Generative Pre-trained Transformer (GPT)
Generative Pre-trained Transformer (GPT)
Created on Sep 09, 2025, Last Updated on Oct 22, 2025, By a Developer
GPT-2
GPT-2 is a decoder-only model, with good capability on text generation tasks.
- GPT-2 uses BPE to tokenize words into word tokens.
"playing" => ["play", "ing"]
- Word tokens are mapped to token IDs then to word embeddings.
["play", "ing"] => [1234, 6543] => [[...], [...]]- The word “embeddings” here is somewhat close to the word embeddings in traditional Language modeling, although the embeddings training is part of the model training instead trained elsewhere.
- The positional encoding are added, which indicate the position of each token.
- The embeddings are passed through multiple decoder blocks to derive the final hidden state.
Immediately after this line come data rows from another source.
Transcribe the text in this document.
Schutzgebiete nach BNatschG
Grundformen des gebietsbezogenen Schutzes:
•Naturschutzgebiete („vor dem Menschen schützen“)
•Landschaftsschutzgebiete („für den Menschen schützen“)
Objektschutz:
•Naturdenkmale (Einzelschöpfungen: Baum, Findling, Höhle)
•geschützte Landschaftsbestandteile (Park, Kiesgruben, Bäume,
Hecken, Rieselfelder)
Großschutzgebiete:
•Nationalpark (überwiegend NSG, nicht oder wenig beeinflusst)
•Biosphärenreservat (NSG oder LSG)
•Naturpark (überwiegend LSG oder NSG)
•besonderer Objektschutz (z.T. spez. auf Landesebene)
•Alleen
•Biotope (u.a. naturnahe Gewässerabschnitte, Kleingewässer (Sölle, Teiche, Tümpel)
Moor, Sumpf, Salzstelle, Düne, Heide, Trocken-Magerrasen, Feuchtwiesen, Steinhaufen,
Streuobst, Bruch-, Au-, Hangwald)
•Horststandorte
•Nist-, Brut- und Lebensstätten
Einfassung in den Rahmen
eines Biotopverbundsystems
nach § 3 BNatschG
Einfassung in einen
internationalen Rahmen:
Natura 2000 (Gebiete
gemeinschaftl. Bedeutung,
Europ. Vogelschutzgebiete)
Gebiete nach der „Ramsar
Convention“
- Each decoder block contains:
- Masked multi-head self-attention layer with future token masked
- Skip Connection and Sum Layer
- Layer Normalization
- Feed-Forward Layer
- Skip Connection and Sum Layer
- Layer Normalization
- Each decoder block contains:
- The last hidden state is passed to a language modeling head to convert it to logits, which would be the ID of the next token in the sequence.
- The loss function used is Cross-Entropy Loss.